Up next for SAFE is a meeting in January, where Ms. Laube said the group will discuss the reduction in substance abuse the town has seen over the last five years, which Ms. Laube said is due, at least in part, to the work SAFE has done in the community. SAFE hired an outside evaluator to conduct surveys of youth in the Sag Harbor School District, and also relied on data collected by the state that shows use trending down and protective factors trending up.

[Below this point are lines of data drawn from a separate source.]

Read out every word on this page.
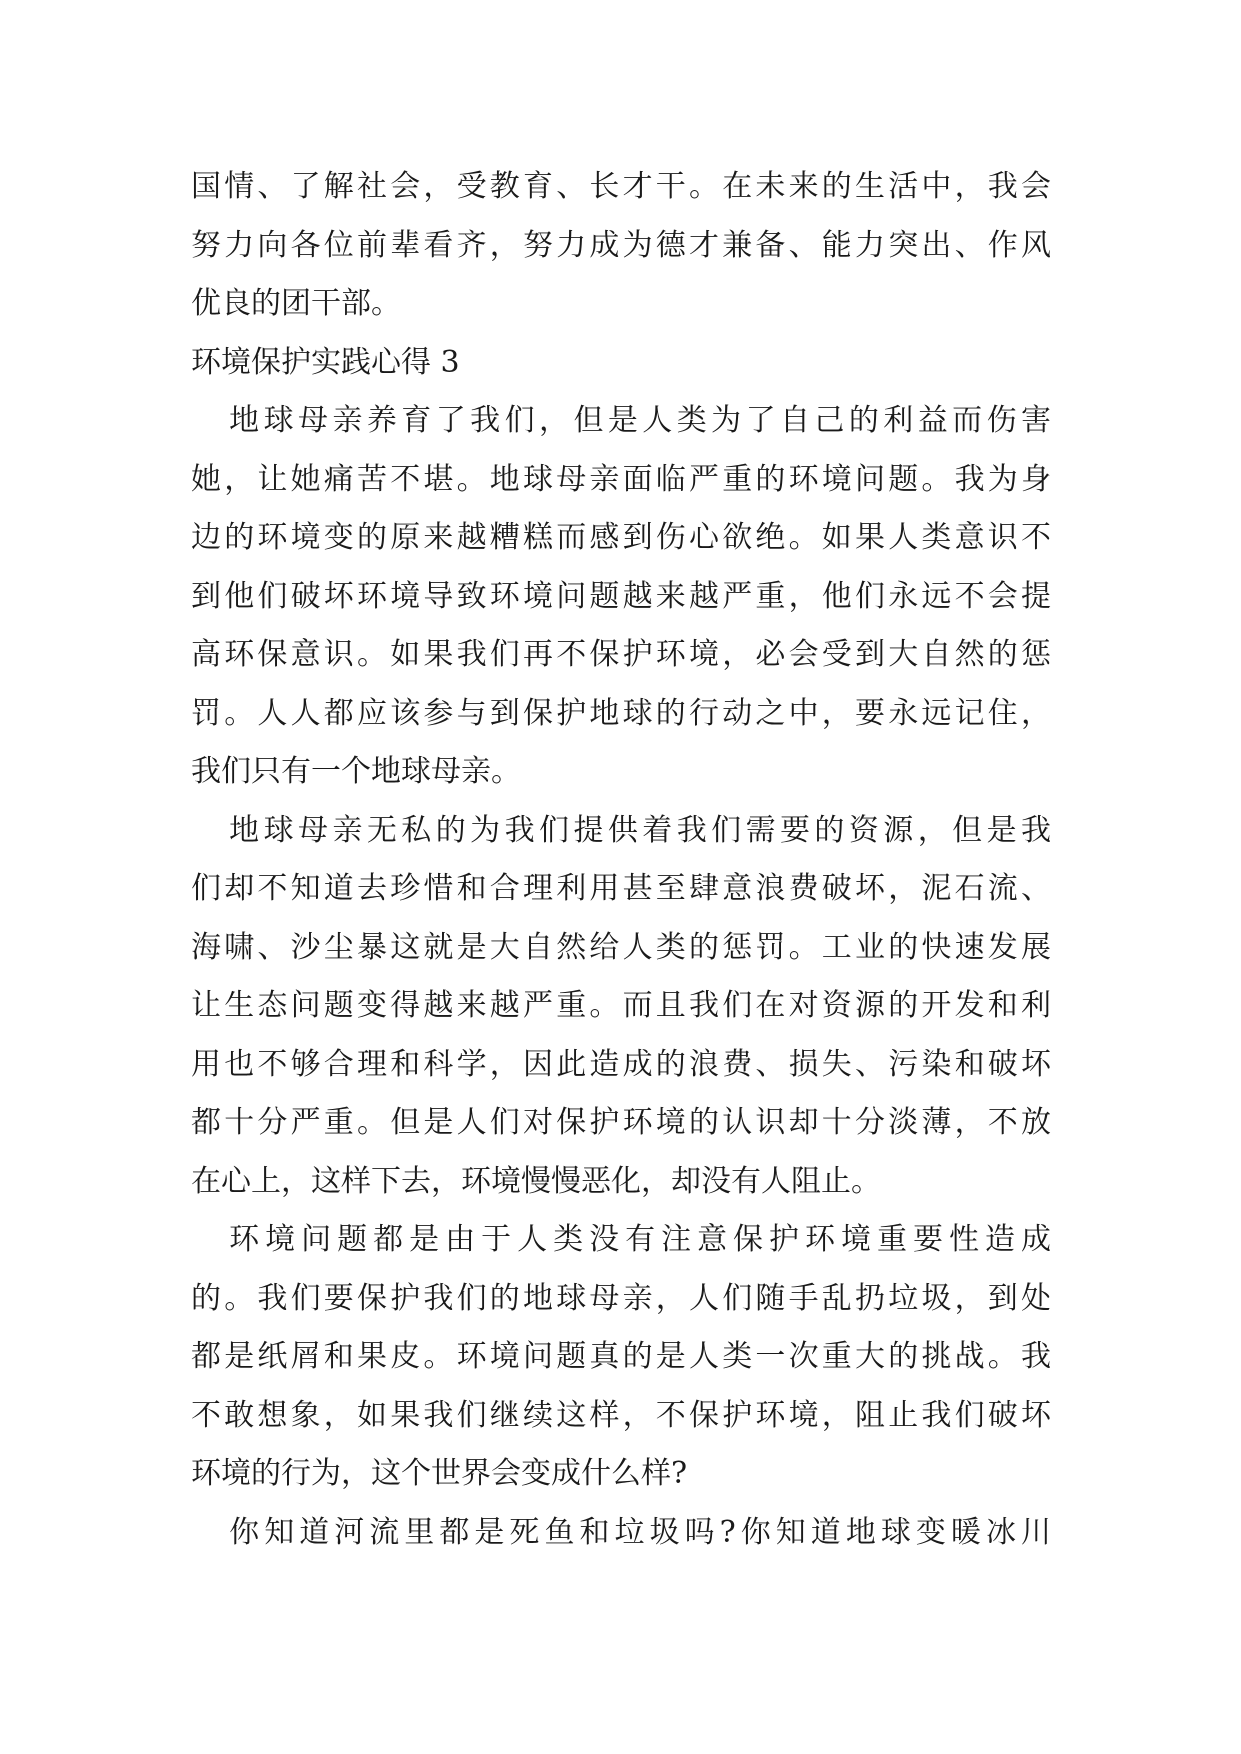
国情、了解社会，受教育、长才干。在未来的生活中，我会
努力向各位前辈看齐，努力成为德才兼备、能力突出、作风
优良的团干部。
环境保护实践心得 3
地球母亲养育了我们，但是人类为了自己的利益而伤害
她，让她痛苦不堪。地球母亲面临严重的环境问题。我为身
边的环境变的原来越糟糕而感到伤心欲绝。如果人类意识不
到他们破坏环境导致环境问题越来越严重，他们永远不会提
高环保意识。如果我们再不保护环境，必会受到大自然的惩
罚。人人都应该参与到保护地球的行动之中，要永远记住，
我们只有一个地球母亲。
地球母亲无私的为我们提供着我们需要的资源，但是我
们却不知道去珍惜和合理利用甚至肆意浪费破坏，泥石流、
海啸、沙尘暴这就是大自然给人类的惩罚。工业的快速发展
让生态问题变得越来越严重。而且我们在对资源的开发和利
用也不够合理和科学，因此造成的浪费、损失、污染和破坏
都十分严重。但是人们对保护环境的认识却十分淡薄，不放
在心上，这样下去，环境慢慢恶化，却没有人阻止。
环境问题都是由于人类没有注意保护环境重要性造成
的。我们要保护我们的地球母亲，人们随手乱扔垃圾，到处
都是纸屑和果皮。环境问题真的是人类一次重大的挑战。我
不敢想象，如果我们继续这样，不保护环境，阻止我们破坏
环境的行为，这个世界会变成什么样?
你知道河流里都是死鱼和垃圾吗?你知道地球变暖冰川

Ms. Laube added that the work SAFE does is more important than ever, as the global pandemic is rapidly approaching its one-year anniversary in the country.

“We really know that the fallout of COVID-19 is an increase in substance abuse disorder and an increase in suicide, and we want to build in a many protective factors and support as we can,” she said.

Ms. Laube doesn’t see the coronavirus pandemic in an entirely negative light, however.

“One of the positive outcomes of all of this is that it’s made it OK to not be OK,” she said. “People feel a little more comfortable reaching out for help. We just have to make sure that help is there.”